Tras los desmanes presentados en varias partes del país con motivo del paro agrario, el Ministerio de Defensa presentó al Congreso de la República una iniciativa legislativa que busca aumentar las penas para quienes bloqueen vías. El proyecto nació de las dificultades que se presentaron para judicializar a quienes protagonizaron los desórdenes en la capital de la República hace un par de semanas y taponaron carreteras en diferentes regiones con motivo del paro agrario.

Esta iniciativa tiene un componente que ha generado polémica, pues aumenta en una tercera parte la pena para quien participe en bloqueos y utilice medios que impidan su plena identificación, como capuchas.

Aquí hay que aclarar varios puntos a favor y en contra. Primero, en Colombia, aunque haya sectores expertos en mostrarse como víctimas, la protesta es libre y permitida y no se persigue a quienes participan en manifestaciones pacíficas, por lo tanto el uso de pasamontañas y demás elementos para ocultar la identidad en una protesta son innecesarios y su uso sugiere, con toda lógica, la intención de cometer ilícitos utilizando las manifestaciones como excusa y escudo.
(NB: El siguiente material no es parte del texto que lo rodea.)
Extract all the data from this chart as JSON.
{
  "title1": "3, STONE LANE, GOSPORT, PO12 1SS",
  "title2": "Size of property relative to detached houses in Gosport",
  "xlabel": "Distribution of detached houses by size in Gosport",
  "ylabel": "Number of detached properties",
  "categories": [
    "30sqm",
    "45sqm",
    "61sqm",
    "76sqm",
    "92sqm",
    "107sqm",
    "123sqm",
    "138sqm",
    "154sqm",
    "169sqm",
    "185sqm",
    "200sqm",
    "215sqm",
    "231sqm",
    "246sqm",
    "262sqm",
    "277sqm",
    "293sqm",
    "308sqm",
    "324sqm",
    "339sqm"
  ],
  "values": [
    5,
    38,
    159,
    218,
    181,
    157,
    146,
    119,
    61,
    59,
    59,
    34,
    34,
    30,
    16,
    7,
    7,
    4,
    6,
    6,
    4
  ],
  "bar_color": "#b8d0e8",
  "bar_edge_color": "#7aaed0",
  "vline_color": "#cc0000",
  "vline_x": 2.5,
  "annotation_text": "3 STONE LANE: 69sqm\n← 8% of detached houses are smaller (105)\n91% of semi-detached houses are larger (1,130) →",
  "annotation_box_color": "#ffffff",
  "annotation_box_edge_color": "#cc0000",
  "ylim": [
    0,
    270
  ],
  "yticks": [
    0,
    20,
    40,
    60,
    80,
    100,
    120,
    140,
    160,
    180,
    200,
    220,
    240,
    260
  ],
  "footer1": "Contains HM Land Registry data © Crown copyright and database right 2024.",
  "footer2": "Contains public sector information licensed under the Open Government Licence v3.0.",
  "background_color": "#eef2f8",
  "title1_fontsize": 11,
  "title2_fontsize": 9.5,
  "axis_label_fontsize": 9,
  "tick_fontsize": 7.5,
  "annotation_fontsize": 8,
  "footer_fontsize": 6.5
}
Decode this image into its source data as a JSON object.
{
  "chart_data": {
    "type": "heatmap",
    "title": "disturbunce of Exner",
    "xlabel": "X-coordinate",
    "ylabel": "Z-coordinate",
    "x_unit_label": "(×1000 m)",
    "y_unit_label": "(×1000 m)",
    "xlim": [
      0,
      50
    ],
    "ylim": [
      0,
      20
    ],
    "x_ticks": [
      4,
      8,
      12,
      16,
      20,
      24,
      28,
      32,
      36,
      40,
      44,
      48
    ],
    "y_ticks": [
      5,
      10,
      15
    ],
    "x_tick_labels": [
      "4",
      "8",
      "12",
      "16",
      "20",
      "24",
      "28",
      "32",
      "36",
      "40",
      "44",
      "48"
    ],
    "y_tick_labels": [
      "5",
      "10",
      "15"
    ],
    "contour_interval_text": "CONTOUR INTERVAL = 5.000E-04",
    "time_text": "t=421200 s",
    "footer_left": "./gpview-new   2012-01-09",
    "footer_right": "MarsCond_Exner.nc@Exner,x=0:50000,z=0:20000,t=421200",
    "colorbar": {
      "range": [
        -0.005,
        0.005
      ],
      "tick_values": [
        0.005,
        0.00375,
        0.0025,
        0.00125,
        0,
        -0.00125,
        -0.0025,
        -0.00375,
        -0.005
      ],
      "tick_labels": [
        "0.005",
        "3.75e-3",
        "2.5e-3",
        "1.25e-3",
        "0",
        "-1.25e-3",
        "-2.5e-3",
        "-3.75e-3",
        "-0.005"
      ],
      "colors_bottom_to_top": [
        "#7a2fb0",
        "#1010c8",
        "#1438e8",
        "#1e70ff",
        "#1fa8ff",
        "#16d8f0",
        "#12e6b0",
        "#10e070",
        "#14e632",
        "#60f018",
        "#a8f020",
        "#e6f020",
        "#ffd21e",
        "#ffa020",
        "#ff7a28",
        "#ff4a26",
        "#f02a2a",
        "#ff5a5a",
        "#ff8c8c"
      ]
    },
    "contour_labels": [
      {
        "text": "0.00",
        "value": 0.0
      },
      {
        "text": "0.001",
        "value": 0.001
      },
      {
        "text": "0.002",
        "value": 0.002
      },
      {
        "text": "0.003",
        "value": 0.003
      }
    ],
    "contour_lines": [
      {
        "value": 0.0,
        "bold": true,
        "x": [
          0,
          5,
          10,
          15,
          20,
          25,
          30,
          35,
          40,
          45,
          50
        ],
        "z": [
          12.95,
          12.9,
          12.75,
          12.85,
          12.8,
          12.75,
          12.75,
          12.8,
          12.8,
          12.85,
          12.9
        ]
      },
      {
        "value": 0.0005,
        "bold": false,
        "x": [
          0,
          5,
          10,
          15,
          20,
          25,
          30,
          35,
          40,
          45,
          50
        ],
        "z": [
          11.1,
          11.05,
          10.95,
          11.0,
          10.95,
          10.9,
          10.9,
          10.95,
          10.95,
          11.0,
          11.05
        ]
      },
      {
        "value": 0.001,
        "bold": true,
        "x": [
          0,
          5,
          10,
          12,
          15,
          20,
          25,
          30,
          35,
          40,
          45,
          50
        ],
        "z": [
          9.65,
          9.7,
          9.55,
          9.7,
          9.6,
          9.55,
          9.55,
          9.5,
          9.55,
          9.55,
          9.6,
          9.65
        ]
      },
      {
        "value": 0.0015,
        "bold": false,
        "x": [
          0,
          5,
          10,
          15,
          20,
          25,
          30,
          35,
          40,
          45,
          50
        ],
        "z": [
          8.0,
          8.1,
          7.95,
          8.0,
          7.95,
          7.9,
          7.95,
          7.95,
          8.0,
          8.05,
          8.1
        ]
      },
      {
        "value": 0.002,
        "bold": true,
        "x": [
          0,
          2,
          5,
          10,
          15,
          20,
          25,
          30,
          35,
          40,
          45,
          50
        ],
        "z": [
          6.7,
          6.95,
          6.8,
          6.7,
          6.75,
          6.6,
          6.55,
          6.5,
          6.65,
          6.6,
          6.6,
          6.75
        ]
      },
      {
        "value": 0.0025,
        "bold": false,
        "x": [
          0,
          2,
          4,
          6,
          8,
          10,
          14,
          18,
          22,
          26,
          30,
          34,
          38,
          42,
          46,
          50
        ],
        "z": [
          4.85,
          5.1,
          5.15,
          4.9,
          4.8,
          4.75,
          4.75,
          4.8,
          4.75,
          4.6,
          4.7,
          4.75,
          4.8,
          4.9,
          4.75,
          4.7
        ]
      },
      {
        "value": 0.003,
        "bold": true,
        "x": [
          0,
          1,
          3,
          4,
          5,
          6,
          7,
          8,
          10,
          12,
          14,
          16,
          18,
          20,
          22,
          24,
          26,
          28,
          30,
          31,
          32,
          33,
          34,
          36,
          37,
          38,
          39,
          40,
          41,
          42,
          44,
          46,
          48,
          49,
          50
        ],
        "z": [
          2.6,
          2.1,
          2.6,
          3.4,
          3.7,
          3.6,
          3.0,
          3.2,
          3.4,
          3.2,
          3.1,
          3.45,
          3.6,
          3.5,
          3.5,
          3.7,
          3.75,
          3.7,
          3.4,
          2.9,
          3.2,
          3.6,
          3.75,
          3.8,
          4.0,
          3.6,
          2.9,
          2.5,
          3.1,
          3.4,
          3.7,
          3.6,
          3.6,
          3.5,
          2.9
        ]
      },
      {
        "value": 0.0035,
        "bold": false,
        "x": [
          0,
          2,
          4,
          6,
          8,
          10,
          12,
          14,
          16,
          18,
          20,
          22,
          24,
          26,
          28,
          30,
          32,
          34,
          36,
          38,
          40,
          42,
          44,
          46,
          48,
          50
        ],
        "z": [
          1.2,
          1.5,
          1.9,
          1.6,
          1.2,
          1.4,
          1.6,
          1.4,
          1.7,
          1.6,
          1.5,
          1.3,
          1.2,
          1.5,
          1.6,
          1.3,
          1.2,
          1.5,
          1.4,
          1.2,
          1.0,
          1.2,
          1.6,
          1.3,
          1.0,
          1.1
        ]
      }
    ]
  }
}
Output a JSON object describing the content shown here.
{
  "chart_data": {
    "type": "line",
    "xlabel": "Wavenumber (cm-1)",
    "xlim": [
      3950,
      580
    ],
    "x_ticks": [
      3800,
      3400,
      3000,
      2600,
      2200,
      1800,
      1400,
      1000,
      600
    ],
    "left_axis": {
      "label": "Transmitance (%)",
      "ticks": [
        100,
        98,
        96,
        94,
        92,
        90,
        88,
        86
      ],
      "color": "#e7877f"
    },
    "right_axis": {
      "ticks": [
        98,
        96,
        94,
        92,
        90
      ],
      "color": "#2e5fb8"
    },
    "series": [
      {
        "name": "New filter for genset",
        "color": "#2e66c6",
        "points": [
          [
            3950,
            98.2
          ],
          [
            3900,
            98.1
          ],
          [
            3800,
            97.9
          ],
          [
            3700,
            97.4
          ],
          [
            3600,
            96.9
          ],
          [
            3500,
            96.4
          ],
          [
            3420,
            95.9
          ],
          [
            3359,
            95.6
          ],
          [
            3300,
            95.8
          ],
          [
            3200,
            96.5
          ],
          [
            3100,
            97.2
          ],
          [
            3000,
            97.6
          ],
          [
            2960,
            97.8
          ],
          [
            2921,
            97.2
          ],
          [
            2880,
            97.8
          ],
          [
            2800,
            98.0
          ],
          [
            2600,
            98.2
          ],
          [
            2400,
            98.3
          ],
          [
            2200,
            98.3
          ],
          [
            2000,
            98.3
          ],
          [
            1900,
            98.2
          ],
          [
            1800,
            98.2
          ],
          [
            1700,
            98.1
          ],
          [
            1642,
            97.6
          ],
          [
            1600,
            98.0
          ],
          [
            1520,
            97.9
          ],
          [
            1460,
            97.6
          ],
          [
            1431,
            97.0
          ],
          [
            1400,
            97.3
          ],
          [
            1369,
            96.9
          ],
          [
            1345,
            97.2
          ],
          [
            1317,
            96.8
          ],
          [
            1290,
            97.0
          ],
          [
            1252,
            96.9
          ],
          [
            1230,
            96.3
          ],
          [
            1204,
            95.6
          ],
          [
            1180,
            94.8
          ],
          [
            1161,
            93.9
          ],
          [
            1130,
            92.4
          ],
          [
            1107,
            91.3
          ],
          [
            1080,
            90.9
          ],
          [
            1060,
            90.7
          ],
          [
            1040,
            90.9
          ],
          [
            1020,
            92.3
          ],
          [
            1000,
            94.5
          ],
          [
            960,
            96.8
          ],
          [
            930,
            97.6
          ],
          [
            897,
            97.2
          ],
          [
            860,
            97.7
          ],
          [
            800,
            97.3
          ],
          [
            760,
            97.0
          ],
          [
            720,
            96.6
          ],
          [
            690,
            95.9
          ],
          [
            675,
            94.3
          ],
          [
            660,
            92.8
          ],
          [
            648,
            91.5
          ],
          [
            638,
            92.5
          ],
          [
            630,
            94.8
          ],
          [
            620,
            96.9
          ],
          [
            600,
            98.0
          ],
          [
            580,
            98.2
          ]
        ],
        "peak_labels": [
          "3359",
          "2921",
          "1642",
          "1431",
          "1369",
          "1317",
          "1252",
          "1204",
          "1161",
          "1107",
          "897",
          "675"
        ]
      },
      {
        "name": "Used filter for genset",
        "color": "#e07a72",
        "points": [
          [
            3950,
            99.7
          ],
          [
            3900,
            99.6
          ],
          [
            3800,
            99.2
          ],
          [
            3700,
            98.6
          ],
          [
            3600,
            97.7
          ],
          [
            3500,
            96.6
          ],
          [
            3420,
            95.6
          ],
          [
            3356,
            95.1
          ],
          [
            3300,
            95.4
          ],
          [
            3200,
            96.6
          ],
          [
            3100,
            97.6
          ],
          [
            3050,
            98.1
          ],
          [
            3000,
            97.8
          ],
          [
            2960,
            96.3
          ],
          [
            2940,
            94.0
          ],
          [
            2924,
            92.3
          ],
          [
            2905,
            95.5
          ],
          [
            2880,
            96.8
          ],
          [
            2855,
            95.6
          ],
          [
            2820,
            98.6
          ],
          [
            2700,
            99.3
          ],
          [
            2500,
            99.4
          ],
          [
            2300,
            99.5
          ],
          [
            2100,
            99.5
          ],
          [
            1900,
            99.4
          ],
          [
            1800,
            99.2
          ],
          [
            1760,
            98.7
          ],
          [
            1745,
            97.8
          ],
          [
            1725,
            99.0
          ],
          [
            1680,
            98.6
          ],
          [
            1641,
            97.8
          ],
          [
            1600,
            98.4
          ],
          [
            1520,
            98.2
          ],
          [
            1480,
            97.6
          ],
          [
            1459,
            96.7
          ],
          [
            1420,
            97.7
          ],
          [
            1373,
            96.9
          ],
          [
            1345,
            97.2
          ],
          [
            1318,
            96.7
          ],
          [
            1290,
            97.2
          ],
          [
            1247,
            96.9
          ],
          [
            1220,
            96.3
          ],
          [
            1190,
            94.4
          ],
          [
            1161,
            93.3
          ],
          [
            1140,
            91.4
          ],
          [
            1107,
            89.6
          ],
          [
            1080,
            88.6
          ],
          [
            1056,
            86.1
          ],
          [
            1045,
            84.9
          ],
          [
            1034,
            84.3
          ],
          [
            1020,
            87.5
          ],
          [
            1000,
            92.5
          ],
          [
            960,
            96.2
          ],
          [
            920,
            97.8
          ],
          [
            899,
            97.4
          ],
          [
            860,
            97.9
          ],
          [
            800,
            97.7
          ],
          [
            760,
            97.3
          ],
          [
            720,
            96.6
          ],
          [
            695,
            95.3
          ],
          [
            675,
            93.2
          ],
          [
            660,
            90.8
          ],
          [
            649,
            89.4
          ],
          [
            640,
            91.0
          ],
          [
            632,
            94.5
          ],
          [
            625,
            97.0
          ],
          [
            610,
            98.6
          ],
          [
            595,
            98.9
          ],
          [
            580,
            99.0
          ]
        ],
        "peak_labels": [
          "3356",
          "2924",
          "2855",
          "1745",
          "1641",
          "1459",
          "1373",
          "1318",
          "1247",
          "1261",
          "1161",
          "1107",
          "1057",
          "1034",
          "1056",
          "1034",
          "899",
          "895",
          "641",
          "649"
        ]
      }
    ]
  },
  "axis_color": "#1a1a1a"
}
Segundo, el Estado debe ser duro e inflexible con todo aquel que convierta una protesta pacífica en un hecho violento. Eso no debe discutirse.

Sin embargo, judicializar el uso de capuchas es ir a lo micro y olvidar lo macro, lo que debería hacer el Estado es evitar, vía cumplimiento del Ejecutivo, el Legislativo y el Judicial, que haya motivos para insatisfacciones sociales que deriven en protestas, pues siempre habrá agitadores que tratarán de capitalizarlas y, con pasamontañas o con el rostro descubierto van a incitar al caos.

Esta iniciativa muestra una vez más que el gobierno es demasiado superficial a la hora de afrontar los problemas, no va a lo estructural, y se la pasa vendiendo sofás.